Será que Walter Benjamin gostaria de Barões da Pisadinha lo-fi?
O grande pensador alemão, que contribuiu imensamente com o debate dentro da Estética e da sociologia da arte, acerca dos produtos de massa e das vanguardas tecnológicas de seu tempo — como a fotografia, o cinema e a rádio — não teve a oportunidade de viver a verdadeira revolução midiática que aconteceu com a ascensão dos meios digitais.
Suas reflexões acerca da reprodutibilidade técnica dos produtos culturais caem como uma luva nos dias atuais, o que faz do Benjamin um teórico que beira o limite do seu tempo, projetando-se algumas décadas a frente e prevendo a importância da tecnologia nos modos de percepção da sociedade.
Ao reproduzir os produtos artísticos, aproximá-los de si, e consequentemente destituí-los de sua aura, abre-se espaço para uma nova relação com a arte.
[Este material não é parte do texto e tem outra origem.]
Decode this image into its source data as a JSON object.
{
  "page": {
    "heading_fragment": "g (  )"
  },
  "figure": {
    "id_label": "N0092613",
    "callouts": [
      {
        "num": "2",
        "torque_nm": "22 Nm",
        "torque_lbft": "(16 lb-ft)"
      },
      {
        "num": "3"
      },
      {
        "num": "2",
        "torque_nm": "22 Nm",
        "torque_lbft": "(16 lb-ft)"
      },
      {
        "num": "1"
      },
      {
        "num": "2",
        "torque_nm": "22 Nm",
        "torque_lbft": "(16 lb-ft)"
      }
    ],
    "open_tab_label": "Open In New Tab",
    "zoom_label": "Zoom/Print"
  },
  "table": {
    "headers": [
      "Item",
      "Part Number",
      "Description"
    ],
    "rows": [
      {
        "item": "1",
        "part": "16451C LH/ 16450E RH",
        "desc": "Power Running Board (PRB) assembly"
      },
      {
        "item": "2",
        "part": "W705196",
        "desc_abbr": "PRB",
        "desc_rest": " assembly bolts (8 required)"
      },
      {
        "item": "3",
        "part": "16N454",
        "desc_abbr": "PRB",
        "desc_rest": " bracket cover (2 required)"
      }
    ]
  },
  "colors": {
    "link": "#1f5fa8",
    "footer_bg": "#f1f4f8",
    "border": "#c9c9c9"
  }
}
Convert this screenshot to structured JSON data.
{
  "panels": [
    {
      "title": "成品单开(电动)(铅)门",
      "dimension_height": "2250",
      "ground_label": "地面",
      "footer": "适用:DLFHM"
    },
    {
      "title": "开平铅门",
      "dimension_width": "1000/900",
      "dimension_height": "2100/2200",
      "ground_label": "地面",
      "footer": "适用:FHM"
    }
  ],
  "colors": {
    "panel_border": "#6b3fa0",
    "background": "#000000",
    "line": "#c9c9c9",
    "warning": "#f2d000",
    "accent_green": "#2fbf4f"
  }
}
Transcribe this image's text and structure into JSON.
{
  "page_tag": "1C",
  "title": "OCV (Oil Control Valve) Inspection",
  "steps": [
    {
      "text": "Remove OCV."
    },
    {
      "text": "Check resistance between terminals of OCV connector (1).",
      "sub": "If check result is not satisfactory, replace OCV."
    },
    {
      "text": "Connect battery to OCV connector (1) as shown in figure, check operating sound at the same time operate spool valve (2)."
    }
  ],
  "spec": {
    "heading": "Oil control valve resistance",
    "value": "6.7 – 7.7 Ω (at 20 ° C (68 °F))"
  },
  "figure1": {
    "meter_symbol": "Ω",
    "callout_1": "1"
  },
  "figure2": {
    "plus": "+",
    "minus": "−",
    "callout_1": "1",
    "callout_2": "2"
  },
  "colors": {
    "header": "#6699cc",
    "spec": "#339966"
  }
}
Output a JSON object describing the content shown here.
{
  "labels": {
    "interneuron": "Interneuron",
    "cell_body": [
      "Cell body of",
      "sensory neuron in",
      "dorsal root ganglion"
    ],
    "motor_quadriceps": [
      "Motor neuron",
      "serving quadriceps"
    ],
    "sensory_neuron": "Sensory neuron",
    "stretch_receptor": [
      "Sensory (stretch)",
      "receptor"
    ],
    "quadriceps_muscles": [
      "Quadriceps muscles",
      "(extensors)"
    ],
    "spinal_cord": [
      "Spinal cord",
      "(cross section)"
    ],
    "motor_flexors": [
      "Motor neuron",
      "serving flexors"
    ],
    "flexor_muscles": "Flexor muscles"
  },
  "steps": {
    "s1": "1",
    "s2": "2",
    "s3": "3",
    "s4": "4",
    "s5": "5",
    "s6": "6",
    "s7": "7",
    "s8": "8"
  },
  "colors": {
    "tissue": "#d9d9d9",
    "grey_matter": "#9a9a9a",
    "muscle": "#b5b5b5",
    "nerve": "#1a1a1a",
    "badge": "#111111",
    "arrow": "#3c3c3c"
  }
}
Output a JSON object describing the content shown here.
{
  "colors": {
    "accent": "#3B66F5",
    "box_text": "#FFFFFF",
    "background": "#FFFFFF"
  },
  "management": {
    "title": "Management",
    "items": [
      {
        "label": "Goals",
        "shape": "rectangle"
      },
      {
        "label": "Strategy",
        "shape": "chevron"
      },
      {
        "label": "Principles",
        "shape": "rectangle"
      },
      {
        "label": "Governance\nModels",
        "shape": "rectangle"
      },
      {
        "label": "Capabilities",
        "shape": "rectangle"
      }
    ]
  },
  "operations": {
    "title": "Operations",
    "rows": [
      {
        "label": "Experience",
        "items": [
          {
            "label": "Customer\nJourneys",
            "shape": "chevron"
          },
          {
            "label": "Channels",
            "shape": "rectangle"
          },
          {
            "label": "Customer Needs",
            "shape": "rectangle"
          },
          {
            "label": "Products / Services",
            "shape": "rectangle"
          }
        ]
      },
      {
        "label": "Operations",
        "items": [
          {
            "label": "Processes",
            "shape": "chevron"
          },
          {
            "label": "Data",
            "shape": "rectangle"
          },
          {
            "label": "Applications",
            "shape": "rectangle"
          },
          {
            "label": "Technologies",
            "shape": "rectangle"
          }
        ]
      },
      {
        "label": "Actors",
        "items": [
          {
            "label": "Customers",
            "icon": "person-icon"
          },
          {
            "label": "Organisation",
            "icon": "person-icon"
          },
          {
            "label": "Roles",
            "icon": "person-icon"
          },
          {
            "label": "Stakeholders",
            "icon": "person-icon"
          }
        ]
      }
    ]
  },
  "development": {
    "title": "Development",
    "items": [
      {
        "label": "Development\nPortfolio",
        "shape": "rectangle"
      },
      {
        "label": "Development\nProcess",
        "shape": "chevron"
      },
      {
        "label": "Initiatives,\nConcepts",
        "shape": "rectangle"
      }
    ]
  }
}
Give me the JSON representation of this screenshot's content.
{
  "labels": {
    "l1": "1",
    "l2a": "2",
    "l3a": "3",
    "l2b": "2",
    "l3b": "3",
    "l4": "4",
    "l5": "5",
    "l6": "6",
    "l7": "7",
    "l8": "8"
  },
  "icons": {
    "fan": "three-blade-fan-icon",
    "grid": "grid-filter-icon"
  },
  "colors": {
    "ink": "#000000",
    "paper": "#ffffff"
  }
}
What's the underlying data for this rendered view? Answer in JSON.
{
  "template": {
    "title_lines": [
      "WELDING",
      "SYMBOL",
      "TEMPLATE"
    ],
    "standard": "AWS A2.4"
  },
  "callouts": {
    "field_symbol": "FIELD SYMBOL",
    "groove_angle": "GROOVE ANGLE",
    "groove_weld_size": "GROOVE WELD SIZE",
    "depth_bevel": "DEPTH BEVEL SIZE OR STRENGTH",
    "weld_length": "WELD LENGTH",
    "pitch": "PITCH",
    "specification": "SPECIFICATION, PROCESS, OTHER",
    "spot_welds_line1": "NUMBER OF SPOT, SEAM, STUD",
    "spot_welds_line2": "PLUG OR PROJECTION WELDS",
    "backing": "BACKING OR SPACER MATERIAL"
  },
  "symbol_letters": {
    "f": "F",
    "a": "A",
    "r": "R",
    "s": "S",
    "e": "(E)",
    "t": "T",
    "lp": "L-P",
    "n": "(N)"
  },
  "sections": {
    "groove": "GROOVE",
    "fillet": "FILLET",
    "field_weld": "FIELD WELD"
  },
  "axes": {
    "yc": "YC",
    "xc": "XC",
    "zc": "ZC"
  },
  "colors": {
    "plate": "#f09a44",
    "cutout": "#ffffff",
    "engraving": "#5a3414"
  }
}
Benjamin fala de uma recepção mais distraída, que não se dá pela contemplação e atenção total naquilo que se frui, mas sim no hábito.
Partindo dessa ideia, quero pensar um pouco sobre esse primoroso produto de mídia: “Barões da Pisadinha lo-fi”. Para mim, um epítome da era da obra de arte montável. Na cultura digital, onde existe o “Ctrl C e Ctrl V”, a reprodutibilidade técnica é parte constituinte do universo virtual, e obviamente, dos produtos de mídia oriundos desse cyberespaço. O desmoronamento das fronteiras culturais, linguísticas e de formato, criaram uma arte híbrida e formatável. O produto a que me refiro é um exemplo desta arte. Um conteúdo audiovisual composto por uma remontagem de sons ( um remix) e uma remontagem de imagens. Irei analisar cada parte e posteriormente o conjunto. Mas antes, aprecie essa obra de arte:
A parte sonora é um remix de uma música da banda “Barões da Pisadinha” adaptado a um gênero musical que se convencionou chamar como lo-fi hip-hop. A música original é um típico produto de massa, de uma banda que atingiu popularidade dentre diversas camadas sociais e segue padrões de temática e estéticos já bem estabelecidos pela indústria cultural. O lo-fi é um gênero que se desenvolveu nos últimos anos que consiste basicamente em beats em baixa fidelidade, que reproduzem um certo sentimento de nostalgia e calma, com um teor de ambientação ou ruído branco.
A parte visual consiste numa montagem de cenas desconexas da animação cowboy bebop. Essa animação é uma produção japonesa dos anos 90, aclamada pelo público, e que apresenta um cenário futurista espacial, no qual as personagens vivem suas tramas pessoais como caçadores de recompensas.
A união de tudo isso cria um deslocamento de percepção que é difícil de pôr em palavras. Os elementos que compõe a obra são oriundos de culturas muito distintas, é uma animação japonesa, com elementos espaciais, atrelado a música brasileira e sua temática de relacionamentos conturbados (A famosa sofrência), e uma ambientação atrelada ao hip-hop, expressão de origem norte-americana. Os elementos não necessariamente dialogam entre si. A letra da música, a princípio, não segue a narrativa visual, o fundo sonoro parece descolado da mensagem verbal, é tudo muito estranho, e incrivelmente bom.
Como Benjamin já colocava, a postura contemplativa, reflexiva, não parece ser a ideal para fruir esse tipo de mídia. É algo para se consumir na distração, no hábito. O próprio conjunto amorfo de referências e símbolos (que significam tantas coisas que acabam não significando nada), torna-se habitual nesse espaço. Tentar racionalizar essa sensação parece uma tarefa complicada, por isso não é possível explicar “Barões da pisadinha lo-fi”, é preciso apenas sentir.